La nostra Europa

L’abbiamo costruita noi, manager e imprenditori grandi e piccoli, che più o meno consapevolmente abbiamo intrapreso la via dell’integrazione, senza attendere che fossero i governi a imporla

L’Europa è al centro del dibattito tra bocciature della manovra, sovranismi e bilancia del dare e dell’avere. Panebianco oggi sul Corriere riconduce il dibattito alla costruzione politica, ai pro e contro, al ritorno dei nazionalismi come contrappeso dell’integrazione.

Ma l’Europa che conosciamo, quella in cui viviamo ogni giorno, alla quale ha dato voce Ferrera pochi giorni fa, non è solo una costruzione giuridica.
È quella dei nostri figli che non hanno mai visto una frontiera interna, che hanno sempre usato euro e che forse ricordano le lire come i giocattoli dell’infanzia.

È quella delle nostre vacanze in Spagna o in Sardegna, come tante altre famiglie europee, parlando in italiano, spagnolo, inglese lontani dalla perfezione, di sport, cucina, amicizie, vita ed economia quotidiana non appresa nelle business school. I nostri figli che lavorano a Londra o a Parigi non sono diversi da quelli di noi che da Bologna o da Cagliari andavano a lavorare a Milano o a Roma: se noto una differenza sta nelle migliori capacità d’adattamento e nella minore attenzione al guadagno immediato.

Questa Europa quotidiana non è nata per caso, né ci è stata imposta dalla volontà di politici o burocrati. L’abbiamo costruita noi, manager e imprenditori grandi e piccoli, che più o meno consapevolmente abbiamo intrapreso la via dell’integrazione, senza attendere che fossero i governi a imporla. È stato sufficiente eliminare alcuni vincoli (e tanti pure ne rimangono), il resto lo abbiamo fatto con scelte organizzative, produttive, commerciali, finanziarie che progressivamente hanno fatto emergere ciò che abbiamo in comune.
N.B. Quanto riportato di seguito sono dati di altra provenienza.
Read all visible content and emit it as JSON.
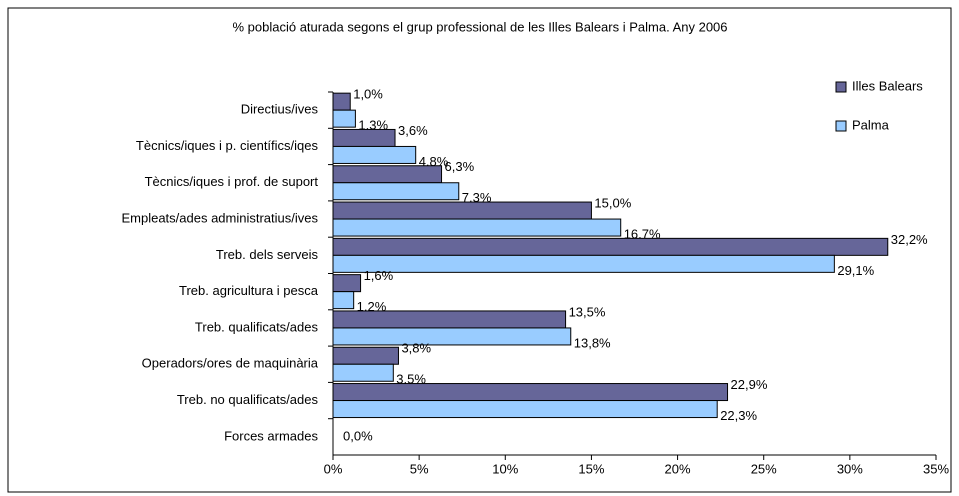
{
  "chart_data": {
    "type": "hbar",
    "title": "% població aturada segons el grup professional de les Illes Balears i Palma. Any 2006",
    "categories": [
      "Directius/ives",
      "Tècnics/iques i p. científics/iqes",
      "Tècnics/iques i prof. de suport",
      "Empleats/ades administratius/ives",
      "Treb. dels serveis",
      "Treb. agricultura i pesca",
      "Treb. qualificats/ades",
      "Operadors/ores de maquinària",
      "Treb. no qualificats/ades",
      "Forces armades"
    ],
    "series": [
      {
        "name": "Illes Balears",
        "color": "#666699",
        "values": [
          1.0,
          3.6,
          6.3,
          15.0,
          32.2,
          1.6,
          13.5,
          3.8,
          22.9,
          0.0
        ],
        "value_labels": [
          "1,0%",
          "3,6%",
          "6,3%",
          "15,0%",
          "32,2%",
          "1,6%",
          "13,5%",
          "3,8%",
          "22,9%",
          "0,0%"
        ]
      },
      {
        "name": "Palma",
        "color": "#99ccff",
        "values": [
          1.3,
          4.8,
          7.3,
          16.7,
          29.1,
          1.2,
          13.8,
          3.5,
          22.3,
          null
        ],
        "value_labels": [
          "1,3%",
          "4,8%",
          "7,3%",
          "16,7%",
          "29,1%",
          "1,2%",
          "13,8%",
          "3,5%",
          "22,3%",
          null
        ]
      }
    ],
    "xlim": [
      0,
      35
    ],
    "xticks": [
      {
        "value": 0,
        "label": "0%"
      },
      {
        "value": 5,
        "label": "5%"
      },
      {
        "value": 10,
        "label": "10%"
      },
      {
        "value": 15,
        "label": "15%"
      },
      {
        "value": 20,
        "label": "20%"
      },
      {
        "value": 25,
        "label": "25%"
      },
      {
        "value": 30,
        "label": "30%"
      },
      {
        "value": 35,
        "label": "35%"
      }
    ],
    "legend": "top-right",
    "grid": false
  }
}
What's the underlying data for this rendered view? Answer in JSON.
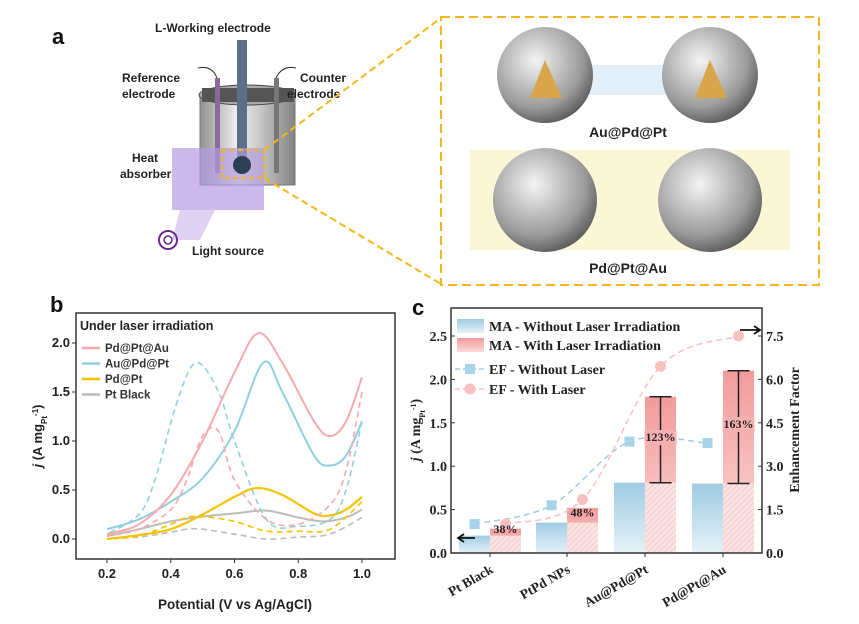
{
  "panel_a": {
    "label": "a",
    "working_electrode": "L-Working electrode",
    "reference_electrode": [
      "Reference",
      "electrode"
    ],
    "counter_electrode": [
      "Counter",
      "electrode"
    ],
    "heat_absorber": [
      "Heat",
      "absorber"
    ],
    "light_source": "Light source",
    "particle_top": "Au@Pd@Pt",
    "particle_bottom": "Pd@Pt@Au",
    "accent_color": "#f2b71e"
  },
  "chart_data": [
    {
      "panel": "b",
      "type": "line",
      "legend_title": "Under laser irradiation",
      "xlabel": "Potential (V vs Ag/AgCl)",
      "ylabel": "j (A mgPt-1)",
      "xlim": [
        0.1,
        1.1
      ],
      "ylim": [
        -0.2,
        2.2
      ],
      "xticks": [
        "0.2",
        "0.4",
        "0.6",
        "0.8",
        "1.0"
      ],
      "yticks": [
        "0.0",
        "0.5",
        "1.0",
        "1.5",
        "2.0"
      ],
      "grid": false,
      "legend_placement": "top-left",
      "series": [
        {
          "name": "Pd@Pt@Au",
          "color": "#f7a9ad",
          "forward": [
            [
              0.2,
              0.05
            ],
            [
              0.3,
              0.15
            ],
            [
              0.4,
              0.45
            ],
            [
              0.5,
              1.0
            ],
            [
              0.6,
              1.7
            ],
            [
              0.675,
              2.1
            ],
            [
              0.75,
              1.8
            ],
            [
              0.85,
              1.2
            ],
            [
              0.9,
              1.05
            ],
            [
              0.95,
              1.2
            ],
            [
              1.0,
              1.65
            ]
          ],
          "reverse": [
            [
              1.0,
              1.5
            ],
            [
              0.95,
              0.7
            ],
            [
              0.9,
              0.35
            ],
            [
              0.8,
              0.15
            ],
            [
              0.7,
              0.2
            ],
            [
              0.6,
              0.6
            ],
            [
              0.55,
              1.1
            ],
            [
              0.5,
              1.05
            ],
            [
              0.45,
              0.6
            ],
            [
              0.4,
              0.3
            ],
            [
              0.3,
              0.1
            ],
            [
              0.2,
              0.03
            ]
          ]
        },
        {
          "name": "Au@Pd@Pt",
          "color": "#8fd0e0",
          "forward": [
            [
              0.2,
              0.1
            ],
            [
              0.3,
              0.2
            ],
            [
              0.4,
              0.38
            ],
            [
              0.5,
              0.62
            ],
            [
              0.6,
              1.1
            ],
            [
              0.69,
              1.8
            ],
            [
              0.75,
              1.5
            ],
            [
              0.85,
              0.85
            ],
            [
              0.9,
              0.75
            ],
            [
              0.95,
              0.85
            ],
            [
              1.0,
              1.2
            ]
          ],
          "reverse": [
            [
              1.0,
              1.2
            ],
            [
              0.95,
              0.5
            ],
            [
              0.9,
              0.2
            ],
            [
              0.8,
              0.13
            ],
            [
              0.7,
              0.2
            ],
            [
              0.6,
              1.0
            ],
            [
              0.55,
              1.5
            ],
            [
              0.48,
              1.8
            ],
            [
              0.42,
              1.4
            ],
            [
              0.35,
              0.6
            ],
            [
              0.3,
              0.25
            ],
            [
              0.2,
              0.05
            ]
          ]
        },
        {
          "name": "Pd@Pt",
          "color": "#f5c400",
          "forward": [
            [
              0.2,
              0.0
            ],
            [
              0.3,
              0.04
            ],
            [
              0.4,
              0.1
            ],
            [
              0.5,
              0.25
            ],
            [
              0.6,
              0.43
            ],
            [
              0.67,
              0.52
            ],
            [
              0.75,
              0.45
            ],
            [
              0.85,
              0.26
            ],
            [
              0.9,
              0.24
            ],
            [
              0.95,
              0.3
            ],
            [
              1.0,
              0.43
            ]
          ],
          "reverse": [
            [
              1.0,
              0.38
            ],
            [
              0.9,
              0.1
            ],
            [
              0.8,
              0.08
            ],
            [
              0.7,
              0.08
            ],
            [
              0.6,
              0.18
            ],
            [
              0.5,
              0.23
            ],
            [
              0.45,
              0.22
            ],
            [
              0.4,
              0.15
            ],
            [
              0.3,
              0.03
            ],
            [
              0.2,
              0.0
            ]
          ]
        },
        {
          "name": "Pt Black",
          "color": "#bcbcbc",
          "forward": [
            [
              0.2,
              0.03
            ],
            [
              0.3,
              0.1
            ],
            [
              0.4,
              0.18
            ],
            [
              0.5,
              0.23
            ],
            [
              0.6,
              0.26
            ],
            [
              0.7,
              0.29
            ],
            [
              0.8,
              0.22
            ],
            [
              0.88,
              0.18
            ],
            [
              0.95,
              0.22
            ],
            [
              1.0,
              0.3
            ]
          ],
          "reverse": [
            [
              1.0,
              0.22
            ],
            [
              0.9,
              0.05
            ],
            [
              0.8,
              0.02
            ],
            [
              0.7,
              0.0
            ],
            [
              0.6,
              0.05
            ],
            [
              0.5,
              0.1
            ],
            [
              0.45,
              0.1
            ],
            [
              0.4,
              0.07
            ],
            [
              0.3,
              0.02
            ],
            [
              0.2,
              0.01
            ]
          ]
        }
      ]
    },
    {
      "panel": "c",
      "type": "bar",
      "categories": [
        "Pt Black",
        "PtPd NPs",
        "Au@Pd@Pt",
        "Pd@Pt@Au"
      ],
      "ylabel": "j (A mgPt-1)",
      "y2label": "Enhancement Factor",
      "ylim": [
        0,
        2.8
      ],
      "y2lim": [
        0,
        8.4
      ],
      "yticks": [
        "0.0",
        "0.5",
        "1.0",
        "1.5",
        "2.0",
        "2.5"
      ],
      "y2ticks": [
        "0.0",
        "1.5",
        "3.0",
        "4.5",
        "6.0",
        "7.5"
      ],
      "legend_placement": "top-left",
      "series": [
        {
          "name": "MA - Without Laser Irradiation",
          "axis": "left",
          "kind": "bar",
          "color": "#a9d3e8",
          "values": [
            0.2,
            0.35,
            0.81,
            0.8
          ]
        },
        {
          "name": "MA - With Laser Irradiation",
          "axis": "left",
          "kind": "bar",
          "color": "#f4a3a3",
          "values": [
            0.28,
            0.52,
            1.8,
            2.1
          ]
        },
        {
          "name": "EF - Without Laser",
          "axis": "right",
          "kind": "line-square",
          "color": "#a9d3e8",
          "values": [
            1.0,
            1.65,
            3.85,
            3.8
          ]
        },
        {
          "name": "EF - With Laser",
          "axis": "right",
          "kind": "line-circle",
          "color": "#f8c0c0",
          "values": [
            1.0,
            1.85,
            6.45,
            7.5
          ]
        }
      ],
      "annotations": [
        "38%",
        "48%",
        "123%",
        "163%"
      ]
    }
  ],
  "labels": {
    "b": "b",
    "c": "c"
  }
}
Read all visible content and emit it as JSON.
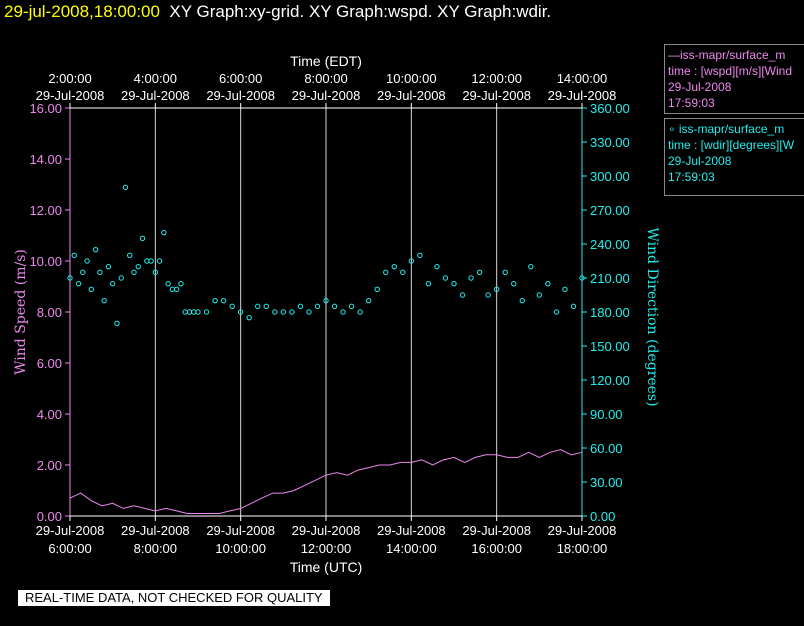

Oggi in Europa abbiamo organizzazioni, lingua, metodi, interessi geopolitici, impianto normativo largamente comuni.
Gli effetti non sono stati solo positivi, ma è ben difficile pensare che una politica di chiusura, particolarismo, lotte monetarie e commerciali avrebbero fatto di meglio. Sfido chiunque a dimostrarlo.

Abbiamo costruito tutto ciò nella libertà che i nostri governi ci hanno concessa. E non è stata poca. In altre parti del mondo la crescita, più impetuosa per il ritardo accumulato dalle generazioni precedenti, è avvenuta a prezzo della libertà. Non abbiamo perduto le nostre radici: ogni angolo d’Europa mantiene la sua orgogliosa identità e sono convinto che con un po’ d’impegno potremmo ridare vita anche a luoghi e comunità periferici e massificati, la cui eventuale efficienza mostra oggi un volto problematico. Rimaniamo orgogliosamente campanilisti nello sport, nella cucina, nel modo di comunicare.

Abbiamo amministrato, e tuttora lo facciamo ogni giorno, con i nostri limiti, un continente ricco di valori e di storia, senza pretenderne la proprietà. Abbiamo archiviato i periodi storici in cui dominavano i sovrani e decidevano le sorti dei popoli.

Le forze politiche che si oppongono al completamento dell’integrazione europea percepiscono che solo un’azione, non dico violenta, ma certamente aggressiva, può fermarla, almeno per un po’. Tutto il continente, a tutti i livelli sociali, si è ormai abituato a questa libertà e la considera così scontata da dimenticarsi di doverla difendere.

L’integrazione non è completa e sono ancora troppo carenti i meccanismi solidaristici, non tra paesi generici, ma tra le persone reali, a dispetto di un welfare ricco e abbondante, che in qualche caso ha creato però squilibri inattesi. La difficile soluzione non sta nel ritorno degli stati nazionali, ma nel recupero di legami di comunità in ambiti più limitati, più vicini alle persone, in un quadro comune di regole e strumenti.
Siamo tra i milioni di persone, di ogni livello sociale, che vivono tutto sommato bene nella Casa Europa. Abbiamo qualche responsabilità in più per il modo in cui l’abbiamo costruita e anche per come potremmo restaurarla e ammodernarla.
Alla chiamata di chi vuole migliorarla – evitando una nuova epoca di lotte tra sovrani (anche di quelli legittimati dal popolo) – rispondiamo con entusiasmo, non per scongiurare ogni inutile e insensato ritorno al passato. Per guardare a costruire consapevolmente il nostro futuro.